While in the past, press secretaries have "walked the high dive" with less information than they should have on a hot-button issue, Sammon said he believes that McClellan truly speaks with the president's voice, is "in the loop" as far as the controversial topics go and has not misrepresented Bush's position on this or any other issue.
"Does he give out a lot of information? No. Is he notoriously bland on a lot of issues because he has to be? Yes. But is he disingenuous?
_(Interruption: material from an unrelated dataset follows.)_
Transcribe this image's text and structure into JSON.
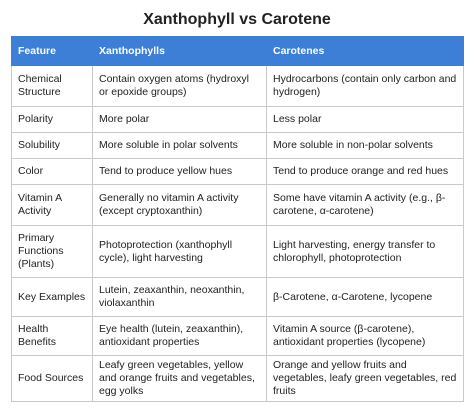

No," Sammon said, noting that most of Bush's press secretaries have been notably cautious and reluctant to make news.
One incident in the Bush White House, in which former spokesman Ari Fleischer was forced to clarify some off-the-cuff remarks he made about Iraqi dictator Saddam Hussein (search), did cause some embarrassment.
In an October 2002 press briefing, Fleischer snapped that "one bullet" in Hussein's head would be cheaper than a war to topple the Iraqi dictator — clearly not the official line of the White House at the time.
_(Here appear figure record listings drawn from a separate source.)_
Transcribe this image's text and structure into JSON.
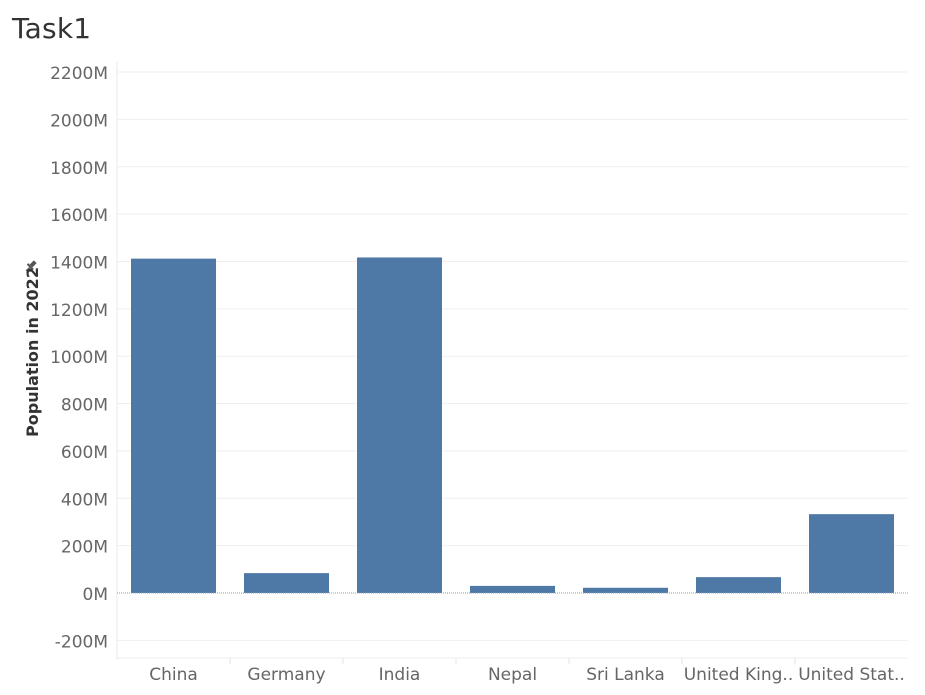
{
  "page": {
    "title": "Task1"
  },
  "chart_data": {
    "type": "bar",
    "title": "Task1",
    "xlabel": "",
    "ylabel": "Population in 2022",
    "categories": [
      "China",
      "Germany",
      "India",
      "Nepal",
      "Sri Lanka",
      "United King..",
      "United Stat.."
    ],
    "series": [
      {
        "values": [
          1412,
          84,
          1417,
          30,
          22,
          67,
          333
        ]
      }
    ],
    "ylim": [
      -250,
      2250
    ],
    "yticks": [
      -200,
      0,
      200,
      400,
      600,
      800,
      1000,
      1200,
      1400,
      1600,
      1800,
      2000,
      2200
    ],
    "ytick_labels": [
      "-200M",
      "0M",
      "200M",
      "400M",
      "600M",
      "800M",
      "1000M",
      "1200M",
      "1400M",
      "1600M",
      "1800M",
      "2000M",
      "2200M"
    ],
    "units": "M",
    "grid": true,
    "legend": "none",
    "colors": {
      "bar": "#4e79a7",
      "grid": "#efefef",
      "zero_line": "#9a9a9a",
      "tick_text": "#666666",
      "axis_label_text": "#333333"
    }
  }
}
According to reports, Fleischer, who resigned in 2003 on good terms with Bush, also privately accused superiors of passing bad information to the press office while the senior staff would quietly point the finger back to Fleischer.
Credibility is key to any successful spokesperson, said Roussel, which is why most presidential press secretaries wouldn’t be caught dead lying to the press.
"The first time you tarnish your credibility by misleading the people and lying, you might as well pack up your Adidas and hoof it out of there," he said.
Some administration officials of the past certainly have altered their position in order to ease their conscience and maintain credibility with the press.
During the 1998 scandal, President Bill Clinton was forced to admit that he did have an affair with the then-24-year-old intern Monica Lewinsky after lying to the American public that he "did not have sexual relations with that woman, Miss Lewinsky." Several top aides were forced to acknowledge they had been lied to, too.
Democratic strategist Paul Begala, who as a White House adviser had vociferously defended Clinton on the talk show circuit, told The Washington Post in 1998 that he believed Clinton was innocent of the affair and was "crushed" to find out that Clinton had lied to him and allowed Begala to compromise his own integrity.
"I was very angry, I was very disappointed. I didn’t want to have to say that on television," Begala is quoted as saying.
White House spokesman Mike McCurry, who apparently did not know Clinton was lying, was nonetheless careful not to vouch for Clinton personally. Instead, McCurry repeated Clinton's denials up to the explosive Lewinsky admission. He had already handed in his resignation when the new broke on Aug. 17, 1998.
"You obviously wrestle with this," he told The Post's Howard Kurtz. "A certain amount of loyalty goes to the person who hired you and put you in a position of trust. But you realize you have a larger purpose that goes beyond the individual you're working for. You've not an obligation to a larger universe — and American public that pays your salary. You could do a great amount of damage if you're putting out false information."
Sometimes the act of keeping a spokesman in the dark is done "deliberately," both in the corporate world and in high-stakes politics, said Suzanne Bates, a former television news anchor who now runs her own Boston public affairs consulting firm where she trains business leaders and politicians. The practice is generally not good sense, she said, adding that she did not want to suggest that was the case in the White House today.
"If the people at the top appreciate the value of the spokesperson's role, and they trust the spokesperson and they aren't trying to hide anything — they usually keep the spokesperson in the loop," Bates said.